Satellite imagery has shown that Russia in exchange supplied North Korea — which is barred from global energy markets — with nearly a million barrels of oil in 2024. Moscow also signed a mutual defence pact with Pyongyang last November. South Korea’s national security adviser has said this includes North Korea receiving numerous shipments of Russian anti-air missile batteries and air defence equipment.

Meanwhile, North Korea has intensified its outreach to Iran; the two nations being on-again-off-again friends since the 1970s. North Korean state media has amplified pro-Iranian propaganda in support of Tehran’s bloody standoff with Israel. North Korean weapons have been used by Hamas to fight Israeli troops in Gaza.

Closer engagement with Tehran could chiefly benefit Kim Jong Un’s regime in two ways, writes a Korean specialist for the Lowy Institute, an Australian think tank. First, “it could give North Korea another source of military technology beyond just Russia.” And second, “increasing trade and other forms of economic co-operation with Iran could also provide North Korea’s regime with much-needed foreign currency.”

Meanwhile, arguably the world’s most isolated nation has learned to leverage and cheat the globalized economy to its advantage. North Korean hackers have stolen an estimated US$6 billion over the years by infiltrating cryptocurrency exchanges. They have launched relentless ransomware attacks as well.

The advent of open-source AI tools has also enabled thousands of North Korean operatives — using deepfakes to falsely pose as IT workers, some managing multiple fake identities at once — to get hired at American companies. Once inside, they have pilfered trade secrets and generated hundreds of millions of dollars in wages annually for themselves, with Kim’s regime taking a cut.

“They’re everywhere, all over the Fortune 500,” a cybersecurity expert told CNN.

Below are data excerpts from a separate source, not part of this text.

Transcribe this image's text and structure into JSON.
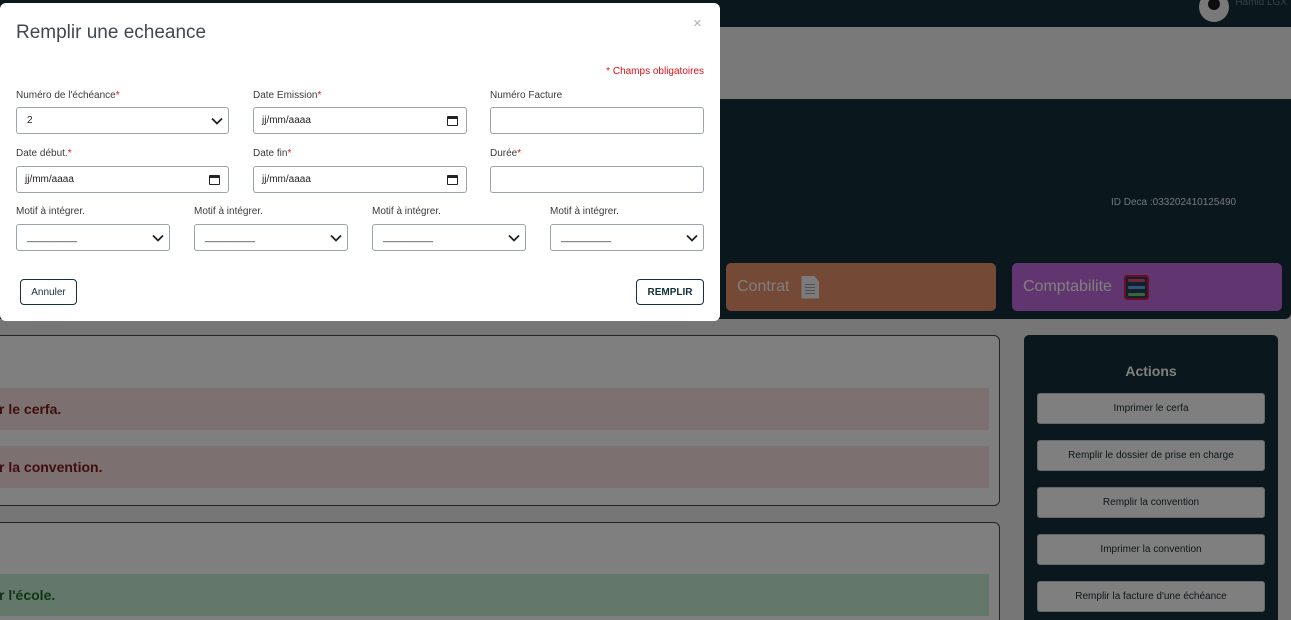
{
  "header": {
    "user_name": "Hamid LGX"
  },
  "hero": {
    "id_deca": "ID Deca :033202410125490"
  },
  "tabs": {
    "contrat": "Contrat",
    "comptabilite": "Comptabilite"
  },
  "panels": {
    "alert_cerfa": "r le cerfa.",
    "alert_convention": "r la convention.",
    "alert_ecole": "r l'école."
  },
  "actions": {
    "title": "Actions",
    "items": [
      "Imprimer le cerfa",
      "Remplir le dossier de prise en charge",
      "Remplir la convention",
      "Imprimer la convention",
      "Remplir la facture d'une échéance"
    ]
  },
  "modal": {
    "title": "Remplir une echeance",
    "close": "×",
    "required_note": "* Champs obligatoires",
    "numero_echeance": {
      "label": "Numéro de l'échéance",
      "value": "2"
    },
    "date_emission": {
      "label": "Date Emission",
      "value": "jj/mm/aaaa"
    },
    "numero_facture": {
      "label": "Numéro Facture",
      "value": ""
    },
    "date_debut": {
      "label": "Date début.",
      "value": "jj/mm/aaaa"
    },
    "date_fin": {
      "label": "Date fin",
      "value": "jj/mm/aaaa"
    },
    "duree": {
      "label": "Durée",
      "value": ""
    },
    "motifs": [
      {
        "label": "Motif à intégrer.",
        "value": "_________"
      },
      {
        "label": "Motif à intégrer.",
        "value": "_________"
      },
      {
        "label": "Motif à intégrer.",
        "value": "_________"
      },
      {
        "label": "Motif à intégrer.",
        "value": "_________"
      }
    ],
    "cancel": "Annuler",
    "submit": "REMPLIR",
    "required_star": "*"
  },
  "colors": {
    "dark": "#14303a",
    "contrat": "#e9926b",
    "comptabilite": "#c06be0",
    "required": "#d9121b"
  }
}
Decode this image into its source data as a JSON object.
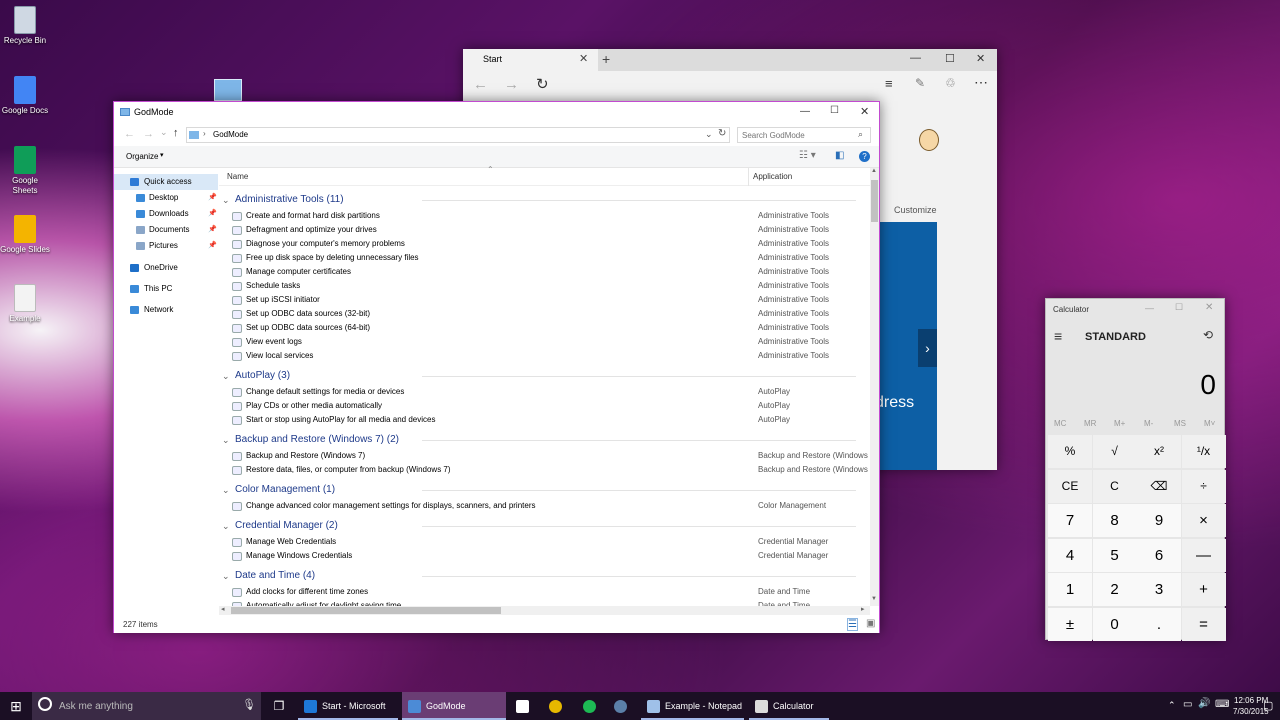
{
  "desktop": {
    "icons": [
      {
        "label": "Recycle Bin",
        "color": "#cfd8e3"
      },
      {
        "label": "Google Docs",
        "color": "#4285f4"
      },
      {
        "label": "Google Sheets",
        "color": "#0f9d58"
      },
      {
        "label": "Google Slides",
        "color": "#f4b400"
      },
      {
        "label": "Example",
        "color": "#f3f3f3"
      }
    ]
  },
  "explorer": {
    "title": "GodMode",
    "path": "GodMode",
    "search_placeholder": "Search GodMode",
    "organize": "Organize",
    "col_name": "Name",
    "col_app": "Application",
    "status": "227 items",
    "sidebar": [
      {
        "label": "Quick access",
        "icon": "star-icon",
        "color": "#2f7bd6"
      },
      {
        "label": "Desktop",
        "icon": "desktop-icon",
        "color": "#3a8ad8"
      },
      {
        "label": "Downloads",
        "icon": "downloads-icon",
        "color": "#3a8ad8"
      },
      {
        "label": "Documents",
        "icon": "documents-icon",
        "color": "#8aa6c8"
      },
      {
        "label": "Pictures",
        "icon": "pictures-icon",
        "color": "#8aa6c8"
      },
      {
        "label": "OneDrive",
        "icon": "onedrive-icon",
        "color": "#1e6fc8"
      },
      {
        "label": "This PC",
        "icon": "pc-icon",
        "color": "#3a8ad8"
      },
      {
        "label": "Network",
        "icon": "network-icon",
        "color": "#3a8ad8"
      }
    ],
    "groups": [
      {
        "title": "Administrative Tools (11)",
        "items": [
          {
            "name": "Create and format hard disk partitions",
            "app": "Administrative Tools"
          },
          {
            "name": "Defragment and optimize your drives",
            "app": "Administrative Tools"
          },
          {
            "name": "Diagnose your computer's memory problems",
            "app": "Administrative Tools"
          },
          {
            "name": "Free up disk space by deleting unnecessary files",
            "app": "Administrative Tools"
          },
          {
            "name": "Manage computer certificates",
            "app": "Administrative Tools"
          },
          {
            "name": "Schedule tasks",
            "app": "Administrative Tools"
          },
          {
            "name": "Set up iSCSI initiator",
            "app": "Administrative Tools"
          },
          {
            "name": "Set up ODBC data sources (32-bit)",
            "app": "Administrative Tools"
          },
          {
            "name": "Set up ODBC data sources (64-bit)",
            "app": "Administrative Tools"
          },
          {
            "name": "View event logs",
            "app": "Administrative Tools"
          },
          {
            "name": "View local services",
            "app": "Administrative Tools"
          }
        ]
      },
      {
        "title": "AutoPlay (3)",
        "items": [
          {
            "name": "Change default settings for media or devices",
            "app": "AutoPlay"
          },
          {
            "name": "Play CDs or other media automatically",
            "app": "AutoPlay"
          },
          {
            "name": "Start or stop using AutoPlay for all media and devices",
            "app": "AutoPlay"
          }
        ]
      },
      {
        "title": "Backup and Restore (Windows 7) (2)",
        "items": [
          {
            "name": "Backup and Restore (Windows 7)",
            "app": "Backup and Restore (Windows 7)"
          },
          {
            "name": "Restore data, files, or computer from backup (Windows 7)",
            "app": "Backup and Restore (Windows 7)"
          }
        ]
      },
      {
        "title": "Color Management (1)",
        "items": [
          {
            "name": "Change advanced color management settings for displays, scanners, and printers",
            "app": "Color Management"
          }
        ]
      },
      {
        "title": "Credential Manager (2)",
        "items": [
          {
            "name": "Manage Web Credentials",
            "app": "Credential Manager"
          },
          {
            "name": "Manage Windows Credentials",
            "app": "Credential Manager"
          }
        ]
      },
      {
        "title": "Date and Time (4)",
        "items": [
          {
            "name": "Add clocks for different time zones",
            "app": "Date and Time"
          },
          {
            "name": "Automatically adjust for daylight saving time",
            "app": "Date and Time"
          }
        ]
      }
    ]
  },
  "edge": {
    "tab_title": "Start",
    "customize": "Customize",
    "hero_text": "dress"
  },
  "calculator": {
    "title": "Calculator",
    "mode": "STANDARD",
    "display": "0",
    "memory": [
      "MC",
      "MR",
      "M+",
      "M-",
      "MS",
      "M˅"
    ],
    "keys": [
      [
        "%",
        "√",
        "x²",
        "¹/x"
      ],
      [
        "CE",
        "C",
        "⌫",
        "÷"
      ],
      [
        "7",
        "8",
        "9",
        "×"
      ],
      [
        "4",
        "5",
        "6",
        "—"
      ],
      [
        "1",
        "2",
        "3",
        "+"
      ],
      [
        "±",
        "0",
        ".",
        "="
      ]
    ]
  },
  "taskbar": {
    "search": "Ask me anything",
    "items": [
      {
        "label": "Start - Microsoft Ed...",
        "color": "#1e78d7"
      },
      {
        "label": "GodMode",
        "color": "#4c8bd6"
      },
      {
        "label": "Example - Notepad",
        "color": "#9fc0e8"
      },
      {
        "label": "Calculator",
        "color": "#dcdcdc"
      }
    ],
    "time": "12:06 PM",
    "date": "7/30/2015"
  }
}
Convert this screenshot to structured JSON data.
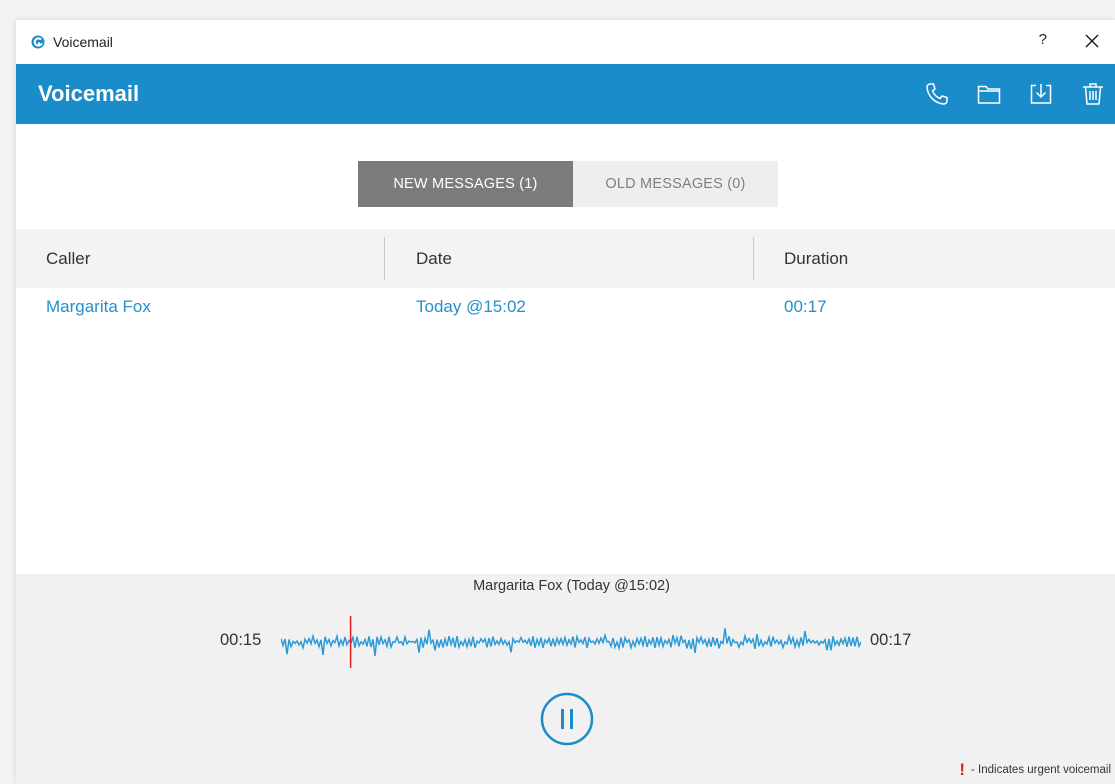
{
  "window": {
    "title": "Voicemail",
    "help_label": "?"
  },
  "header": {
    "title": "Voicemail",
    "actions": [
      "phone-icon",
      "folder-icon",
      "download-icon",
      "trash-icon"
    ]
  },
  "tabs": [
    {
      "label": "NEW MESSAGES (1)",
      "active": true
    },
    {
      "label": "OLD MESSAGES (0)",
      "active": false
    }
  ],
  "table": {
    "columns": [
      "Caller",
      "Date",
      "Duration"
    ],
    "rows": [
      {
        "caller": "Margarita Fox",
        "date": "Today @15:02",
        "duration": "00:17"
      }
    ]
  },
  "player": {
    "now_playing": "Margarita Fox (Today @15:02)",
    "elapsed": "00:15",
    "total": "00:17",
    "progress": 0.12,
    "state": "playing"
  },
  "legend": {
    "symbol": "!",
    "text": "- Indicates urgent voicemail"
  },
  "colors": {
    "accent": "#1a8cca",
    "link": "#2390d0",
    "waveform": "#2d9ad8",
    "playhead": "#e02020",
    "tab_active": "#7b7b7b"
  }
}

The illicit proceeds from this cybercrime are mostly funnelled toward ramping up Pyongyang’s nuclear weapons program. North Korea is estimated to possess around 50 nuclear warheads and has focused in recent years on developing intercontinental ballistic missiles capable of hitting the U.S. mainland.

It’s anticipated that such efforts will now get a boost from Russia. The commander of America’s nearly 30,000 troops in South Korea told the U.S. Senate Armed Services Committee in May that Russian knowledge and co-operation will vastly accelerate Pyongyang’s nuclear weapons program over the next three to five years.

But the direction of North Korea’s nascent rebirth on the world stage comes with many questions. Perhaps most of all, whether so-called “geopolitical swing states”— Brazil, India, Gulf nations, Turkey, South Africa and others — embrace it soon out of calculated pragmatism.

In other words, if the global balance of power keeps drifting further away from the orbit of liberal democracies, expect the Hermit Kingdom to start making a lot of new friends.

Kyle Hiebert is a Montreal-based political risk analyst and former deputy editor of the Africa Conflict Monitor.